ザスケスにとっては不毛なやりとりであり、それでも同じ問答をしつこく繰り返してくるユアに嫌気をさしていた。



しかし、今日のユアは今までとは違った。



「そうですか。それなら、ザスケスの息子も要様に帯同していただきます」


「なっ……。それは意味のないことであろう!」


ザスケスの一人息子を要に帯同させることで、おいそれと要を危険地帯へ送り込めなくしようとユアは考えた。
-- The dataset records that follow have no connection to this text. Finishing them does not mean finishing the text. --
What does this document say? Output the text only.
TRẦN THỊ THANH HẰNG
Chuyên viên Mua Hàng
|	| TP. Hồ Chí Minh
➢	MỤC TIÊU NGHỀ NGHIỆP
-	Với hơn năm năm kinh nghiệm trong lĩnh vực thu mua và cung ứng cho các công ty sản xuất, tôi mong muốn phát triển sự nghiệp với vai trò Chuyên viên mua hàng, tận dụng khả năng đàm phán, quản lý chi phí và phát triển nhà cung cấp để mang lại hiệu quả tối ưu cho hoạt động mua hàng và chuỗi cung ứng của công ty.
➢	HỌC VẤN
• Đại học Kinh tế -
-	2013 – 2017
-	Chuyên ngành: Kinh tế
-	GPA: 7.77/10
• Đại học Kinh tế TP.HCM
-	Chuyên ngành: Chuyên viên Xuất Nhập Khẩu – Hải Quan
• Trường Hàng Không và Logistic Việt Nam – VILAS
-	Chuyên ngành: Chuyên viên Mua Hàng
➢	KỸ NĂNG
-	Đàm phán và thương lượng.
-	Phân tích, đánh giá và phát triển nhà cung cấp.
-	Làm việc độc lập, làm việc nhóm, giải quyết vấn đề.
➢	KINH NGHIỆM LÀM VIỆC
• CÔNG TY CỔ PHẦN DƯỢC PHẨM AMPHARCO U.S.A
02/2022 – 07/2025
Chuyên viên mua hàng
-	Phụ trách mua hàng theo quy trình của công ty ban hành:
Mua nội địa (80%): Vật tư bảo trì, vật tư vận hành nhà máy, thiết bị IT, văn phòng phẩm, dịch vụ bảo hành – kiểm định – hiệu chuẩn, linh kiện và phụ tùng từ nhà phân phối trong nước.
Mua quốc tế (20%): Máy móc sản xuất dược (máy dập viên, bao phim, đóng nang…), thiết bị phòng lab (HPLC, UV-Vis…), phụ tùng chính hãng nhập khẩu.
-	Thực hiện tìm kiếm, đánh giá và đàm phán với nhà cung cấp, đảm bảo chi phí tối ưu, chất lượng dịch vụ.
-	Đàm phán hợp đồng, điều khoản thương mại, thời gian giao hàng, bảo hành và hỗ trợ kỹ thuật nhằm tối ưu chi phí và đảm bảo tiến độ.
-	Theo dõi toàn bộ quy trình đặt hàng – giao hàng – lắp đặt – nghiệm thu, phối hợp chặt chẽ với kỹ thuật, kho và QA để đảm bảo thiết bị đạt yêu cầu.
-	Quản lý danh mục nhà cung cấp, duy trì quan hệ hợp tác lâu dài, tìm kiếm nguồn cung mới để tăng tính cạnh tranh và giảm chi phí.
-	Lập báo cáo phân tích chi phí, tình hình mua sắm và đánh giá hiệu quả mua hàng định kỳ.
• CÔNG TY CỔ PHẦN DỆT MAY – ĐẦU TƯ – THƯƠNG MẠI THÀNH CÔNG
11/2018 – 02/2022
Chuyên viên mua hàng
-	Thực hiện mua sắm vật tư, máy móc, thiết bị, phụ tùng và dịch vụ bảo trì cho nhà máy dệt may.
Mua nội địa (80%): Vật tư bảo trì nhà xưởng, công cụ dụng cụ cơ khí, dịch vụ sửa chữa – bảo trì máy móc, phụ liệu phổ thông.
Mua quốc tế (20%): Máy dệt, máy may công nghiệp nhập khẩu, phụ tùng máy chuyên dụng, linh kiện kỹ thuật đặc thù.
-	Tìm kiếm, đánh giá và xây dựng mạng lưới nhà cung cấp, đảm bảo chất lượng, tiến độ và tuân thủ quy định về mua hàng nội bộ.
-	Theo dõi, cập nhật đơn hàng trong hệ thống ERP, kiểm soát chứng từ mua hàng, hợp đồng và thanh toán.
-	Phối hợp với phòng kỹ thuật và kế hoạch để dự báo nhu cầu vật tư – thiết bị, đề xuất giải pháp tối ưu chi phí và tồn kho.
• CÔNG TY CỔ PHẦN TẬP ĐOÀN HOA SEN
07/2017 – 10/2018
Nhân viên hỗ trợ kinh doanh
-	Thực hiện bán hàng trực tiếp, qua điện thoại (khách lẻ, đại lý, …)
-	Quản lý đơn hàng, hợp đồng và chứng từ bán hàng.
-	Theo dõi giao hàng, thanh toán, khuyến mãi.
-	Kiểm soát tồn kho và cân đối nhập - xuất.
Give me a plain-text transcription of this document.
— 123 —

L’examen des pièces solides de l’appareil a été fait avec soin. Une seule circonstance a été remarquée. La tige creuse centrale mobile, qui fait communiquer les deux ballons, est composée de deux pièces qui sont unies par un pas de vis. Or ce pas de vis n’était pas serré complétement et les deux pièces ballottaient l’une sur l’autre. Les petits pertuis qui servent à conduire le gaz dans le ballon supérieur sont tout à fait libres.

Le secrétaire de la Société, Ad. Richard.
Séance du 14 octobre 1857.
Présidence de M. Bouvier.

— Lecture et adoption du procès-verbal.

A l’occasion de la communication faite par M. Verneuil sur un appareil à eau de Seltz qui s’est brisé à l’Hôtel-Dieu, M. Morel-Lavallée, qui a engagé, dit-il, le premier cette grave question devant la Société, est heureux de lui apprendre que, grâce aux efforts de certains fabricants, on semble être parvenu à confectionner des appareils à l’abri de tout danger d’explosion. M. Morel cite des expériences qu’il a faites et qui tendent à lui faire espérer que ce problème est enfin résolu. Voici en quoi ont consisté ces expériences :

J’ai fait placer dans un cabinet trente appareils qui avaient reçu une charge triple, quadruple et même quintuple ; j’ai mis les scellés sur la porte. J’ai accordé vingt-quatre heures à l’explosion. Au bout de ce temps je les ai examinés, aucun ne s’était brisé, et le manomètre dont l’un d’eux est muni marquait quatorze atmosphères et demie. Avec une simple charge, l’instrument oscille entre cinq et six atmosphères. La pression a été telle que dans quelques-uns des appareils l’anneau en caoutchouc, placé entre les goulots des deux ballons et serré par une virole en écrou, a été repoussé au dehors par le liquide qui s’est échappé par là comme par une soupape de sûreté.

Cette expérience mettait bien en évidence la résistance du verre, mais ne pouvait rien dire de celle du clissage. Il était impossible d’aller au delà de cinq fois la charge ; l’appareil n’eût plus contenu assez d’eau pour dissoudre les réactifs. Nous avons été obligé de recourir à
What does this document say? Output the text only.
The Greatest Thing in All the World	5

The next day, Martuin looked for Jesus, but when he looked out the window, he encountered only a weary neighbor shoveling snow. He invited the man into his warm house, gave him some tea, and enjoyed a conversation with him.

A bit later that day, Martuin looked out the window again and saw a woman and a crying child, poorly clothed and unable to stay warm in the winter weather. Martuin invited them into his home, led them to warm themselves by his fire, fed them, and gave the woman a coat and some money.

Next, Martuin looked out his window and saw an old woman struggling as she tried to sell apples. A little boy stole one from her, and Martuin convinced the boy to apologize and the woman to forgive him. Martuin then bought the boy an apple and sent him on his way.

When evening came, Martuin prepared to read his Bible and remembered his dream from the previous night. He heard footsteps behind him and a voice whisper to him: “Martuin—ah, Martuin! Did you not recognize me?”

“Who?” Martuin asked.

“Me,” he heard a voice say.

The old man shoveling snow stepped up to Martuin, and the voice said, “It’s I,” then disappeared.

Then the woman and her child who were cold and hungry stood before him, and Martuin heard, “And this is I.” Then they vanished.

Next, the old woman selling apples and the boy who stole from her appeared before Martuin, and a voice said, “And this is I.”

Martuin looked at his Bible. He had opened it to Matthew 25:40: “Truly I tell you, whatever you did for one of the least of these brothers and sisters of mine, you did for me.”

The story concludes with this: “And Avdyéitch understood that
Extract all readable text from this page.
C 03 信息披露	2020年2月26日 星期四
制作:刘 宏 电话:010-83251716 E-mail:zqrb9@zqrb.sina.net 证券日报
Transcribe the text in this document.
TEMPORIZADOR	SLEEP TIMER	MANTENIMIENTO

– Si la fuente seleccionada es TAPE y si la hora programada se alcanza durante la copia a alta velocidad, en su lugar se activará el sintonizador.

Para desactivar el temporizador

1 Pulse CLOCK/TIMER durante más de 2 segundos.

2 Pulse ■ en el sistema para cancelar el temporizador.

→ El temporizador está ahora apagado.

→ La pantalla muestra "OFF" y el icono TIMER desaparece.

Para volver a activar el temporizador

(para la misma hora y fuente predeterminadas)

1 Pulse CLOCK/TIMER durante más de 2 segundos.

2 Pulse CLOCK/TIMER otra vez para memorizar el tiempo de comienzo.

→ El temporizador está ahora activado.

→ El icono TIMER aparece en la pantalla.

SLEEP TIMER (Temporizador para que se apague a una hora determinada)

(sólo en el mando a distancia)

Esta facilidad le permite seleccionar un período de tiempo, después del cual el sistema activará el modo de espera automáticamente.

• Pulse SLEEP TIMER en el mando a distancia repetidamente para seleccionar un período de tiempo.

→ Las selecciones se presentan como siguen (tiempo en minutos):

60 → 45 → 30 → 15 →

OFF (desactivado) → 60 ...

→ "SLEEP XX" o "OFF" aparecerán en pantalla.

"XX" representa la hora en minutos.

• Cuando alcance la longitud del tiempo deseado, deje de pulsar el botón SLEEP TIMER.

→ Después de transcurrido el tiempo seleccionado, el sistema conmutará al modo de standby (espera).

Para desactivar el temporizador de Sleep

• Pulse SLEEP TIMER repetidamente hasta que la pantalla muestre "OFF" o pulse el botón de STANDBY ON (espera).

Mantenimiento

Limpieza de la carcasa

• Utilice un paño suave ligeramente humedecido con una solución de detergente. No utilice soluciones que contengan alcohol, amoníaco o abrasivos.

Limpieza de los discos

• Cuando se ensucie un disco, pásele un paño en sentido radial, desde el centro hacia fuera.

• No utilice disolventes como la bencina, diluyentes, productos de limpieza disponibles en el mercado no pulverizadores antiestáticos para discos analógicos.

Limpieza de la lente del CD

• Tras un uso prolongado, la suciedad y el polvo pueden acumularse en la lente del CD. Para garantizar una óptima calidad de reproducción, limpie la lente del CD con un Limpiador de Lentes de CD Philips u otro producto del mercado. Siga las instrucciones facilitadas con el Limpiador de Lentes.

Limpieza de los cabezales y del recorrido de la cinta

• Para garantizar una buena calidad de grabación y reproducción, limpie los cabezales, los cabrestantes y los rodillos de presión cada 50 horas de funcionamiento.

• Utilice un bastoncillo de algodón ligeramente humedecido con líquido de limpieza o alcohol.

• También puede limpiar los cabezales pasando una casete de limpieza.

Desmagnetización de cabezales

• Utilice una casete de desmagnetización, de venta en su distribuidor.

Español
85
その作戦は効果的であり、いつも高圧的で取り乱すことの無いザスケスが慌てていた。




「それでは私はこれで失礼いたします。必要な人事手続きがありますので」


クルっと踵を返し、ユアは部屋から退出しようと歩き始める。



そして、ドアに手を掛けたタイミングでザスケスが呼び止める。



「分かった。私の負けだ……。要殿の訓練は一般過程と同じくする」



「そうですか。その言葉を忘れないでくださいね」


ユアは聞きたかった言葉をザスケスから引き出すことが叶って満足気になる。



「私が折れたのだから、息子の件も慎重に頼むぞ……」


ユアの提案通り要への行き過ぎた実践訓練を辞めるので、息子を危険な場所へ配置するのも取り消すことをザスケスは確認するように言う。



「分かりました。ですが、次に要様の命を軽んじるようなことをすれば、息子だけではなく夫人にも同じ目にあっていただきますね」


要という大切な存在が出来たことで、ユアは人質がいかに有効なのか身を持って学習した。

それにより、今まではしてこなかったような脅し方を初めてするようになった。


この時の要はユアにとっては初めての友達に過ぎなかったが、それでも悍ましい本性の片鱗を見せ始めていた。





ユアが退出した後、ザスケスは椅子に深く腰掛けながら考えふけっていた。


「あの娘は誰だ。聖女と呼ばれている王女とは似ても似つかない。まるで___」



___悪魔だ。



ザスケスは口に出すのが恐ろしく、心の中でユアを悪魔と呟く。





ザスケスへ釘を刺してから、そのままユアは医務室で安静にしている要に会いにいくことにした。


ザスケスに話を付けたことで要の安全をある程度保障できたことを伝えるためである。

それに、毎日顔を合わることが日課になっているため、用事がなくとも会いたいと思っていた。



「要様、今ザスケスと___」


ユアは話を切り出しながら医務室へ入ろうとするが、踏み入れた足と共に途中まで出した言葉を引っ込める。



「だから、魔族を倒してくださいっ。お願いします」


要の専属メイドとして宛がわれているナターシャが、要の手を握りしめながら二人きりの医務室で話していた。



何故か咄嗟にその光景を見て、ユアは部屋の外へ逃げてしまったのである。




「この胸のチクチクはなんでしょう……。それにナターシャを見るだけで嫌な感情が沸いてくるのを止められない」


これまでに感じたことのない気持ちにユアは襲われていたのであった。